The sun creeps in between the stones, the leaves above gilded gold as dapples of light pierce through. Trees – the graveyard’s protectors, watchers of the dead. As day breaks in, the ghosts of the night wither away into stories for another year.

A harsh splash of sun hits the tombstone beside her. She stops short when she sees the words carved upon it. Her chest tightens with disbelief, as if something has slammed into her.

Something had slammed into her.

Staring at the words, her breath should catch behind the lump that forms in her throat. Her heartbeat should skip. The blood should drain from her face.

 Of course, none of these things happen.

These are symptoms of being alive.

And, as the tombstone reminds her again this year:




   Rest in Peace


   Evie Rose Gallagher


   November 6th 1997 – October 31st 2014


   Beloved daughter, sister, and friend.


   Taken before her time.




And suddenly that memory – the fog in the rain, the headlights glaring, the costume of blood that was not all hers – comes rushing back and crashing into her. So hard her head smashes against it and shatters the glass. So much without warning that the air is knocked from her chest. The dark swallows her and she goes back to sleep.
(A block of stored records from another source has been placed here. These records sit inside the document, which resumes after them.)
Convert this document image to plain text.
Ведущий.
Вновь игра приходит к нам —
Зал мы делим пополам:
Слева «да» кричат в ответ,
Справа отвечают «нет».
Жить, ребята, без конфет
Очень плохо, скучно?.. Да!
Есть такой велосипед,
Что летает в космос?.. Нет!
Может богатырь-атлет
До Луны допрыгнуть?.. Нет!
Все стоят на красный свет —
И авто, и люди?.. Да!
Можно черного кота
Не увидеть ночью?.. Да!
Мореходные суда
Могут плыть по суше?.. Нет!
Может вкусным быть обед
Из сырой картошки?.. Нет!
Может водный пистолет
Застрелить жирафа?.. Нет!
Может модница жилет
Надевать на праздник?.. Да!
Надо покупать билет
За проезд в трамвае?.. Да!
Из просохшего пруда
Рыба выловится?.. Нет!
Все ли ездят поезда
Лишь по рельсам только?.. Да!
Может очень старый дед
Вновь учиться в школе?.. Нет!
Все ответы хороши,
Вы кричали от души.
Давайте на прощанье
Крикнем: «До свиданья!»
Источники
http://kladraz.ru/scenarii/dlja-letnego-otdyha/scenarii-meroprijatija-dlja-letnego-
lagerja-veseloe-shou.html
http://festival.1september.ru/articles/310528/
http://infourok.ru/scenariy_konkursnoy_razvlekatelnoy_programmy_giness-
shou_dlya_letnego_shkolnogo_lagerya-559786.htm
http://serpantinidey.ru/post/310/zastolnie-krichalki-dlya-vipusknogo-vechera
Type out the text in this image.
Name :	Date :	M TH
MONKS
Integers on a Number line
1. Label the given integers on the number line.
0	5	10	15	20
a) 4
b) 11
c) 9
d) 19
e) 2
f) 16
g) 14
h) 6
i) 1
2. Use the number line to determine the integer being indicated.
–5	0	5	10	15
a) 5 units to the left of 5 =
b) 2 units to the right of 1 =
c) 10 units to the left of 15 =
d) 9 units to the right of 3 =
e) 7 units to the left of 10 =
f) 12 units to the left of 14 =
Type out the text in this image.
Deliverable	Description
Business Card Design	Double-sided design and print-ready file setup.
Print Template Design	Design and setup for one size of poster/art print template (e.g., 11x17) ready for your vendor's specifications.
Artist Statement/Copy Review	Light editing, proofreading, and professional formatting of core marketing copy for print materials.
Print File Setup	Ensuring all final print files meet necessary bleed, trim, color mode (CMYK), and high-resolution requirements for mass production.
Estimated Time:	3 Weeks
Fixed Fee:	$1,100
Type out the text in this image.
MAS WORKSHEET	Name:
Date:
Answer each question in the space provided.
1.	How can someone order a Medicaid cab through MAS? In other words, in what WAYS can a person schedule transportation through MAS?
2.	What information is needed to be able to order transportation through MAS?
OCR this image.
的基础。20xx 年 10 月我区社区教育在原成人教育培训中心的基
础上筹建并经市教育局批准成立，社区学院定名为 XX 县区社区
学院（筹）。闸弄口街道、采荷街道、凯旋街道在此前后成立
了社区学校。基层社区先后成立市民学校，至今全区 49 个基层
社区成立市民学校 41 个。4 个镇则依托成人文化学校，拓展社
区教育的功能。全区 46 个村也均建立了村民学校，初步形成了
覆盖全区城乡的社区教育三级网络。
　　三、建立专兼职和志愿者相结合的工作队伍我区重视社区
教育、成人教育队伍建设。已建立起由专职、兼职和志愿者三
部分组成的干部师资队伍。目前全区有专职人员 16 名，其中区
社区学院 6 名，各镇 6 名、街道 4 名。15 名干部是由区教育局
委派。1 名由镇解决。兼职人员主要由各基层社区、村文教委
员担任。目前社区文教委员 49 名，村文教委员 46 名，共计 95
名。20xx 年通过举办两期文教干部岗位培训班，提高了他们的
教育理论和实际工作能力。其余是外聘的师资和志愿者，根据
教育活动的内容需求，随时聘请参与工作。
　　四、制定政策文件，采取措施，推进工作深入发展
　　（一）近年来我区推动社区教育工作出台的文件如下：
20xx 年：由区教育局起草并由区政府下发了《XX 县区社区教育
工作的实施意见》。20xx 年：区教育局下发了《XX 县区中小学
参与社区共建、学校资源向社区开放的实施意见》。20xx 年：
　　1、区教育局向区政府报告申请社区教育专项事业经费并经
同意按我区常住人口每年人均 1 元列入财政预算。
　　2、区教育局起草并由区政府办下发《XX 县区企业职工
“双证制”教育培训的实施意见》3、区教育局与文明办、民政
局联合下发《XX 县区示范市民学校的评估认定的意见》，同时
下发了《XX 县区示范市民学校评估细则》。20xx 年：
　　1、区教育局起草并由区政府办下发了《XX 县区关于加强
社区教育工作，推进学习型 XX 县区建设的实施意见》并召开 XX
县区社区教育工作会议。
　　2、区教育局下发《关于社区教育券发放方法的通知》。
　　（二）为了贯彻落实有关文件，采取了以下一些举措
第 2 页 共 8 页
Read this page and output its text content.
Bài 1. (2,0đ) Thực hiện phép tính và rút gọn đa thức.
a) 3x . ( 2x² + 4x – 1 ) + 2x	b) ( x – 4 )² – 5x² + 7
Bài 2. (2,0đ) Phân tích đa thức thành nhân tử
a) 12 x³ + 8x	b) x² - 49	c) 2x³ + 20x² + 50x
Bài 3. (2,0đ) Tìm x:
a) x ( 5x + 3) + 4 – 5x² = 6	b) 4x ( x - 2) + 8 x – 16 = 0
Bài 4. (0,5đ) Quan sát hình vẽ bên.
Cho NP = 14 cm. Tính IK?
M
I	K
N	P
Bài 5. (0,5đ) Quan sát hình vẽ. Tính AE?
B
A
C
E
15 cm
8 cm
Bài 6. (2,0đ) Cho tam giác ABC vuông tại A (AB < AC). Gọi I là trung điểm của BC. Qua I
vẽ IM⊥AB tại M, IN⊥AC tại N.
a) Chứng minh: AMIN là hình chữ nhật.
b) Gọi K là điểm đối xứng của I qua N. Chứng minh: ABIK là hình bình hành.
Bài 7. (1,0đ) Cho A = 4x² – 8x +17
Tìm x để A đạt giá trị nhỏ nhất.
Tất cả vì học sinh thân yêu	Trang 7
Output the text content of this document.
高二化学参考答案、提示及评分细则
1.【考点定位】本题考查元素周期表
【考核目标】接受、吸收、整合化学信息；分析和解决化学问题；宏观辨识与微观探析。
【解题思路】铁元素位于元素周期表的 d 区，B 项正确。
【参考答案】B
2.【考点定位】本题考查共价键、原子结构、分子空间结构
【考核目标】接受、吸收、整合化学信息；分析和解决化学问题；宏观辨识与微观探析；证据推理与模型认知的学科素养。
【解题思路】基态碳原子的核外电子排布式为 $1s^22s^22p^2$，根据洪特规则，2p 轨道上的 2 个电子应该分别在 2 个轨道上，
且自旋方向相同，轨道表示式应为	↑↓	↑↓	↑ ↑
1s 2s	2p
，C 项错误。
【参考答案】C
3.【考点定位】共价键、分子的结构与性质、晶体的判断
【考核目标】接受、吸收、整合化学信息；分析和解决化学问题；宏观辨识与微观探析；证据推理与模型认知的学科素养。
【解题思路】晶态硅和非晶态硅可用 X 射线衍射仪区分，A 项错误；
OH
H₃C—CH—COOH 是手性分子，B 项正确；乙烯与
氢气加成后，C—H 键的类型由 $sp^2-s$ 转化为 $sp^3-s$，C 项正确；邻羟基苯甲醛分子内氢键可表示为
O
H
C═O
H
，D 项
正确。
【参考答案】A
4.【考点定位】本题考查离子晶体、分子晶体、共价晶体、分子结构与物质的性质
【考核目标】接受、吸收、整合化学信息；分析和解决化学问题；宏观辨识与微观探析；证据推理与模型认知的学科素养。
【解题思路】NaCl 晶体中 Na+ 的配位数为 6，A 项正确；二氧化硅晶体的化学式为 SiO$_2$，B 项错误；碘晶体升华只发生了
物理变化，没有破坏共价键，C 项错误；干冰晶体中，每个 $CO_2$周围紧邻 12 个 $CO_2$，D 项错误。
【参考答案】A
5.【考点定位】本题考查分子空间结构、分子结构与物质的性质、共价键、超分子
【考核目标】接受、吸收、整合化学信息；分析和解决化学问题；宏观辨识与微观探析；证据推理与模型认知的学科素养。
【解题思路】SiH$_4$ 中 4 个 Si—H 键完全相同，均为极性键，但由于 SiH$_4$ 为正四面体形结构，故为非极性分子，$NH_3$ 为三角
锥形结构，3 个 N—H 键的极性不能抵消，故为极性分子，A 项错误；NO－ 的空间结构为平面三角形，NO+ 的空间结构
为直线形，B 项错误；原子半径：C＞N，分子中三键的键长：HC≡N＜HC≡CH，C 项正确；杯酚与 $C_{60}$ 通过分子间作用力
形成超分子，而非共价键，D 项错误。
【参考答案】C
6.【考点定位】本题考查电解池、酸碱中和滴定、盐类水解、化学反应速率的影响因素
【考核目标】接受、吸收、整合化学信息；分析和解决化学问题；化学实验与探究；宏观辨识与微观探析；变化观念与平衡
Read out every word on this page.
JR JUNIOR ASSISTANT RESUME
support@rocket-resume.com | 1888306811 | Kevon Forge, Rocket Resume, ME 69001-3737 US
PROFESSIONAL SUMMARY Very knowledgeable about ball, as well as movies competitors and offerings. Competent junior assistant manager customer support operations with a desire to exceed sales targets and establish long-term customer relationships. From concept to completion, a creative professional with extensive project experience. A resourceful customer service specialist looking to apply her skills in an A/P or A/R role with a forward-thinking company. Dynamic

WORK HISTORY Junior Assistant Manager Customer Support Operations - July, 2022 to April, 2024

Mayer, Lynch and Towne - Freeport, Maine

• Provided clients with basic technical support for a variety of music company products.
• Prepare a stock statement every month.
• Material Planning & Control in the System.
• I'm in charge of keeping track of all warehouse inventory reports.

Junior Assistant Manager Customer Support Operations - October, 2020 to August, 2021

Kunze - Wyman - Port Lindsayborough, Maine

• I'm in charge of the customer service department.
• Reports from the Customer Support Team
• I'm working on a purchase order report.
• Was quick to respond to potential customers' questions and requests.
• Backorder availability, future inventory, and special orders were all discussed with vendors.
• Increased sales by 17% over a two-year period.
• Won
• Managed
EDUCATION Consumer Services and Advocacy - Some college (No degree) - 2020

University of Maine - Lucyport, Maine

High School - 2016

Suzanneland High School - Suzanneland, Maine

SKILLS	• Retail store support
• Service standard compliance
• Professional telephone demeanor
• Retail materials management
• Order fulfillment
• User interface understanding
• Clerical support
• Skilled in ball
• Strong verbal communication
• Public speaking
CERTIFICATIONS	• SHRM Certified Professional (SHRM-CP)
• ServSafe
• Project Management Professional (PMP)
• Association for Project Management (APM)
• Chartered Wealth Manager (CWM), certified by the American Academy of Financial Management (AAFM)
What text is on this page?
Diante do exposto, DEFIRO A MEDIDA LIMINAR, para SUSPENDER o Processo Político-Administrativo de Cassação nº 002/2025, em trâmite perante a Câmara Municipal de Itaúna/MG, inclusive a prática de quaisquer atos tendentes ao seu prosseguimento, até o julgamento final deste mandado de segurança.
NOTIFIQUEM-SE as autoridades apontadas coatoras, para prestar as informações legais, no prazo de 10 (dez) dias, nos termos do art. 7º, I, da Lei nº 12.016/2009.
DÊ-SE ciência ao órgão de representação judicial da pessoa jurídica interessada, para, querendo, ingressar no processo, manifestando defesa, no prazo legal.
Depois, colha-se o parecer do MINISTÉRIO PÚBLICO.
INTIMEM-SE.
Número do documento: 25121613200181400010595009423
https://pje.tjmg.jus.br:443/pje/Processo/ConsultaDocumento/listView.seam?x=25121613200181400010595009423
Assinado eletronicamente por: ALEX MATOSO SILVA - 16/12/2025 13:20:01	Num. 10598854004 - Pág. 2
When she wakes up, she wakes up here, just as she has for the past six years. One night a year only, unable to let go.

With guilt always present to greet her so she won’t be alone.

Evie turns in search of Jeremy, but he is already walking away – not looking back. In truth, he hates this part. When the daylight comes, you can never pretend away the blood as mud.

He had been right in one regard at least. He’d had too much to drink that night at the party.

He should not have driven them home.

She tries to shout out to him - tell him to face her, wait for her (move on and leave the guilt behind) – and finds that she has no voice.

It doesn’t really matter. He won’t. Not this year; maybe not even the next.

And only when he stops coming back to Lyndhurst Lane, will she stop coming back too.